While the space opened on March 16, access to The Hive was free until Saturday.

Kristiansen said she hopes the The Hive will eventually have about 50 paying members from different industries and backgrounds. A monthly membership to the space costs $100. Increased 24/7 access to the space costs $150. In addition, The Hive offers a daily use rate of $15, a weekly use rate of $25. It also has a corporate membership plan through which companies can pay a flat fee of $1,200 annually and $25 per employee, per month, to let their employees use the space.

According to Kristiansen, The Hive was designed to optimize discussion and collaboration among its members.

Machina Arts, a business that’s a part of Hannah Grimes’ incubator program and specializes in interactive art gallery creation, interior design and event planning, designed the space.

“The idea behind the space was to have a nature-infused design, so everything replicates nature in some way,” Danya Landis, the co-founder of Machina Arts said.

About 20 thin white birch tree trunks foraged and donated by Wichland Woods, a Keene-based mushroom business, are lined up on either side of a door frame. They provide a de facto barrier between The Hive’s bathrooms and its main work room.

More than a dozen green chairs placed throughout the room with tree branch-like plastic designs “echo” the birch trees, according to Landis.

The hexagons on the walls forming the honeycomb patterns are actually acoustic panels made out of wool and wood that help soundproof the space.

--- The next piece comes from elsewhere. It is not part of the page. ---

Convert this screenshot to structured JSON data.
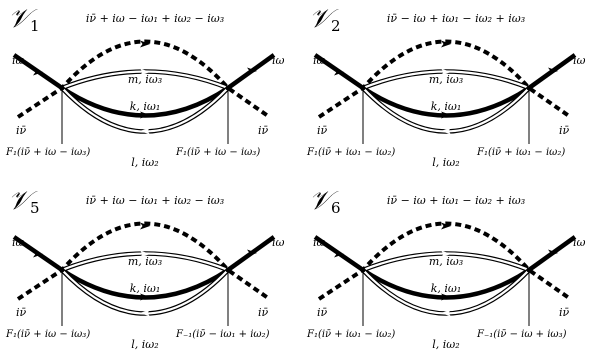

Move to the back of the room and climb a short flight of stairs, and you’ll find two connecting rooms. They’re cozy with only a few chairs. One of them overlooks Roxbury Street with a large window.

The Hive is adorned with art, from a temporary sculpture installation by Keene-based artist Andrew Kelsey to 23 colorful paintings by another Keene artist, Craig Stockwell.

One corner of the room will serve as a stage for monthly musical performances the The Hive plans on hosting, according to Landis.

The space will also host weekly networking nights on Fridays between 5 and 7 p.m., complete with cocktails served at a bar in the room.

She said bringing in culture and entertainment, and encouraging “healthy social interactions” among professionals are an important parts of The Hive’s offerings.

“Bringing in art and music and networking in a way that is going to promote collaboration and innovation, versus just having a drink,” she said.

Lisa Sieverts of Nelson, an IT project management consultant who works out of an office in Harrisville, said she plans on paying the daily rate to use The Hive a few times a month. She said it will be useful when she’s in Keene for the day or wants to take advantage of Hannah Grimes’ “great Internet.”

She previously rented out a conference room at Hannah Grimes to teach an online course through the Harvard Extension School because the center’s Internet connection is better than it is in Harrisville. She believes the superior Internet connection could be a draw for many rural workers in the region. She also said that as the owner and sole employee of her business, Facilitated Change, it will be nice to work in the company of others.

“Having the opportunity to come to a place like The Hive from time to time and just have the experience of working around other people is a nice change,” she said.